Livremente inspirado no documentário “Menino 23 – Infâncias Perdidas no Brasil”, “Desfazenda – Me Enterrem Fora Desse Lugar” é um espetáculo minimalista e potente, que aposta na força da atuação e da linguagem. Sem adereços de cena, o espetáculo se constrói a partir de quatro intérpretes em cena e uma caixa preta. Nesse espaço aparentemente vazio, luz e som ajudam a compor a narrativa, como destaca o ator Filipe Celestino, que também é co-fundador do O Bonde: “É um espetáculo que evoca uma energia muito densa. A luz revela, esconde, opina e constrói atmosferas. Já a música dá o pulso da narrativa. A ideia é que o espectador, em muitos momentos, tenha a sensação de estar diante de um quadro ou até mesmo de um filme acontecendo ao vivo.”
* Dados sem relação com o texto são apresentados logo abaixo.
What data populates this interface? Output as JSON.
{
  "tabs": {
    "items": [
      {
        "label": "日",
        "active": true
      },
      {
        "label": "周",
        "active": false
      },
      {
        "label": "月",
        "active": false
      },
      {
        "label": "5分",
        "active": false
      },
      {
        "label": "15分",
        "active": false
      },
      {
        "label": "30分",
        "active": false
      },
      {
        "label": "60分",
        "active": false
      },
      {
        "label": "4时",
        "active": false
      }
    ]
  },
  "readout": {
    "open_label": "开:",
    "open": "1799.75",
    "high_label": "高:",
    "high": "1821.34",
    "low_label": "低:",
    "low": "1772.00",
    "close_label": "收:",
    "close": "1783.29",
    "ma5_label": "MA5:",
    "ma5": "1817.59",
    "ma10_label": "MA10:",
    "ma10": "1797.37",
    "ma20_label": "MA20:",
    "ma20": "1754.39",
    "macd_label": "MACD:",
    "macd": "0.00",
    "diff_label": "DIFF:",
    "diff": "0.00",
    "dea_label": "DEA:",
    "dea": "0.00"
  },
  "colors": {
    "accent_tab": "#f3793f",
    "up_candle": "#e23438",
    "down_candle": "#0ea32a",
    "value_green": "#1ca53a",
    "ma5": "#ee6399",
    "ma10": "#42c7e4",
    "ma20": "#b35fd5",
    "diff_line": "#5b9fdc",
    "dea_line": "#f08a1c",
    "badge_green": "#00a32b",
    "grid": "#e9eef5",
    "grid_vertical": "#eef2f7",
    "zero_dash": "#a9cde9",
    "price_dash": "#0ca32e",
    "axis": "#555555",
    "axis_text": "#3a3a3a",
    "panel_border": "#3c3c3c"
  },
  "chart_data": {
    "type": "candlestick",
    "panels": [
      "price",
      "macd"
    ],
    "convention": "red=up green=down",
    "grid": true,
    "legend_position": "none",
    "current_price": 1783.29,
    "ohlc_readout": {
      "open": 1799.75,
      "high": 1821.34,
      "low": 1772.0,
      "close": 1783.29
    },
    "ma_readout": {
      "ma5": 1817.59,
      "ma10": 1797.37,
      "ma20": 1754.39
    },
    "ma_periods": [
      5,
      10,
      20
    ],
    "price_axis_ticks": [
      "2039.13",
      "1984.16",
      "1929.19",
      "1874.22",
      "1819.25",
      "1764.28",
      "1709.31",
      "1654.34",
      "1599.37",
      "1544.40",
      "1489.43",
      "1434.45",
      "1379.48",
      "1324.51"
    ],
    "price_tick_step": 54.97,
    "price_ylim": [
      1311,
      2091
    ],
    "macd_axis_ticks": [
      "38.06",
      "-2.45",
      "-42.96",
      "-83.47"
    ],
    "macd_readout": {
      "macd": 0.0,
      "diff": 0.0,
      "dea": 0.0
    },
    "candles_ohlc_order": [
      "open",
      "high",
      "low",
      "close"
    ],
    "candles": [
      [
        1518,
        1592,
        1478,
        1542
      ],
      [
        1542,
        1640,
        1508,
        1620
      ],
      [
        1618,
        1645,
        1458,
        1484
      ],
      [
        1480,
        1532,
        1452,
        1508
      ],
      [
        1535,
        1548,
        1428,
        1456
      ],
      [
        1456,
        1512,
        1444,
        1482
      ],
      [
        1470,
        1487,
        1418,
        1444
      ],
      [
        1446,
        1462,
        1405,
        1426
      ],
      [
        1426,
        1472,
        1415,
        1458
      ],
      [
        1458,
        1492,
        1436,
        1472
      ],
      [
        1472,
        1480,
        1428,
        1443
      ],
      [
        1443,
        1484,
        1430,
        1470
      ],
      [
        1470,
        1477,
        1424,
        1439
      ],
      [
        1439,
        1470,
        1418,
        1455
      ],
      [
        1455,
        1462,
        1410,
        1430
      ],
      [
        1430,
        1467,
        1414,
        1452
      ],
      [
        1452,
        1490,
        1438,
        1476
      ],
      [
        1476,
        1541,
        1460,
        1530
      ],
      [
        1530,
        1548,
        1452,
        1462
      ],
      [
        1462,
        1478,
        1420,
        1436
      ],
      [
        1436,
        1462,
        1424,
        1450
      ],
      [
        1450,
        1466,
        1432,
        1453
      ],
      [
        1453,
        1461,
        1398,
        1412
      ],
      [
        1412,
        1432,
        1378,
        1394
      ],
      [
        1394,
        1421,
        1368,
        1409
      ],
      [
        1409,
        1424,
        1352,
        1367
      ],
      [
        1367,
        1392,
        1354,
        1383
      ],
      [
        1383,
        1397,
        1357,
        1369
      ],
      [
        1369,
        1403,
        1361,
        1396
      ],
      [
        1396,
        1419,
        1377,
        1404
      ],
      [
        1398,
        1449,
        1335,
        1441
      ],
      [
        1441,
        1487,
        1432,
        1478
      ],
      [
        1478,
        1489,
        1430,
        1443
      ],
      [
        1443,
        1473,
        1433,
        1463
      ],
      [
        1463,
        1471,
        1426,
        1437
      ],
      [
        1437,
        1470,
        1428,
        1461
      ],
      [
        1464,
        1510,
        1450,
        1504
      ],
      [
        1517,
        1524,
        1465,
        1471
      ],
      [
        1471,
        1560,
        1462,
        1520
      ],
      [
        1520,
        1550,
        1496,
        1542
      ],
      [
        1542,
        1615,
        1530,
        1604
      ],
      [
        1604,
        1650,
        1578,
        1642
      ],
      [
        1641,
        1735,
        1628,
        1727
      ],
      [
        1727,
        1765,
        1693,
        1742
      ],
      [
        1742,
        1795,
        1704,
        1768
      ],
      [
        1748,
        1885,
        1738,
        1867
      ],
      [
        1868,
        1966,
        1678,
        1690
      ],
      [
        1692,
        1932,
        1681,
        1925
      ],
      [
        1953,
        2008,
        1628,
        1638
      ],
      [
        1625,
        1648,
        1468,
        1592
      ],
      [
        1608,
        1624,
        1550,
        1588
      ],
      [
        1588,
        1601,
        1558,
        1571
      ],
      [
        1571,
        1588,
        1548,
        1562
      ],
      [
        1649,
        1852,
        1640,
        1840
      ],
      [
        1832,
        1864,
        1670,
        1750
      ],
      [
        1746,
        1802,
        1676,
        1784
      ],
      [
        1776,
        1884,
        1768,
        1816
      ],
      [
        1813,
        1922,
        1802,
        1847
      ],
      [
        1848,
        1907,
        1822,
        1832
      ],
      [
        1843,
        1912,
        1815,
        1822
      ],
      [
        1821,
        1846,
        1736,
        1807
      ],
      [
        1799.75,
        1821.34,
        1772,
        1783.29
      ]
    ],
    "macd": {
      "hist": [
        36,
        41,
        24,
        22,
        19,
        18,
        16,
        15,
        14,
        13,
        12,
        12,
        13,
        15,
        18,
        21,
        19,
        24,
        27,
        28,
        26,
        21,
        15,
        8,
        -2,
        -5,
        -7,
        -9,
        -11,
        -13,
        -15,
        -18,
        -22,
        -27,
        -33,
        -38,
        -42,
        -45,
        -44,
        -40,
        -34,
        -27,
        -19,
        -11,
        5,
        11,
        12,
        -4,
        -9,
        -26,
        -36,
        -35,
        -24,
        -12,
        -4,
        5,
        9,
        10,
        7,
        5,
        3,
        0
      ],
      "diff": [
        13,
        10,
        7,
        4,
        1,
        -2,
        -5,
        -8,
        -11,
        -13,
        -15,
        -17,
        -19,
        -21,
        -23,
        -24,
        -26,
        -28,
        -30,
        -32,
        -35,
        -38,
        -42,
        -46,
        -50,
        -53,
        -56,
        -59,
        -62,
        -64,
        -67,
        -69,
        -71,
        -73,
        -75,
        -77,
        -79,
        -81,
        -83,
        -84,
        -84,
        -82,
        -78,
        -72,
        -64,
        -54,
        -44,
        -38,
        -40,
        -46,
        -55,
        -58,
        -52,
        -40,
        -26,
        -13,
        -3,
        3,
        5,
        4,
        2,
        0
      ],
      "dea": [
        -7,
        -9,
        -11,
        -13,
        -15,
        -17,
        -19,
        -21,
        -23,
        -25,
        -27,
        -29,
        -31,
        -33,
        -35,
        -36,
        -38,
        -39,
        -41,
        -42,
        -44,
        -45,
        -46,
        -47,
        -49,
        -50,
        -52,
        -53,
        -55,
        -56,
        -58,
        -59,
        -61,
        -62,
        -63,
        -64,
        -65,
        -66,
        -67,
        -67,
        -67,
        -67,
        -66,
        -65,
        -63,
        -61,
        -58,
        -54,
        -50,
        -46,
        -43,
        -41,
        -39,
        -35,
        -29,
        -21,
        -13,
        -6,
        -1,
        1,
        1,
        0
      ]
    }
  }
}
Influenciado pelo teatro hip-hop, pelo spoken word e pela cultura das batalhas de poesia, o espetáculo também investe no ritmo, na musicalidade e na presença firme das vozes em cena, transformando som e fala em motores dramatúrgicos. “Os beats acompanham os monólogos e diálogos e dão o pulso da narrativa. É o ritmo da palavra que conduz o espectador por essa experiência”, explica Celestino. A encenação cria uma experiência sensorial que se distancia do teatro tradicional. “É um espetáculo incomum, que desperta curiosidade”, destaca.
SERVIÇO
Data: 26 de fevereiro a 22 de março
Horários: Quintas a sábados, às 19h; Domingos, às 18h
*Sessões de domingo com acessibilidade em Libras
Local: Sesc Tijuca – Teatro II
Endereço: R. Barão de Mesquita, 539 – Tijuca, Rio de Janeiro – RJ
Classificação indicativa: 14 anos
Ingressos: Gratuito (PCG), R$15 (meia-entrada), R$21 (habilitado Sesc), R$27 (convênio), R$30 (inteira)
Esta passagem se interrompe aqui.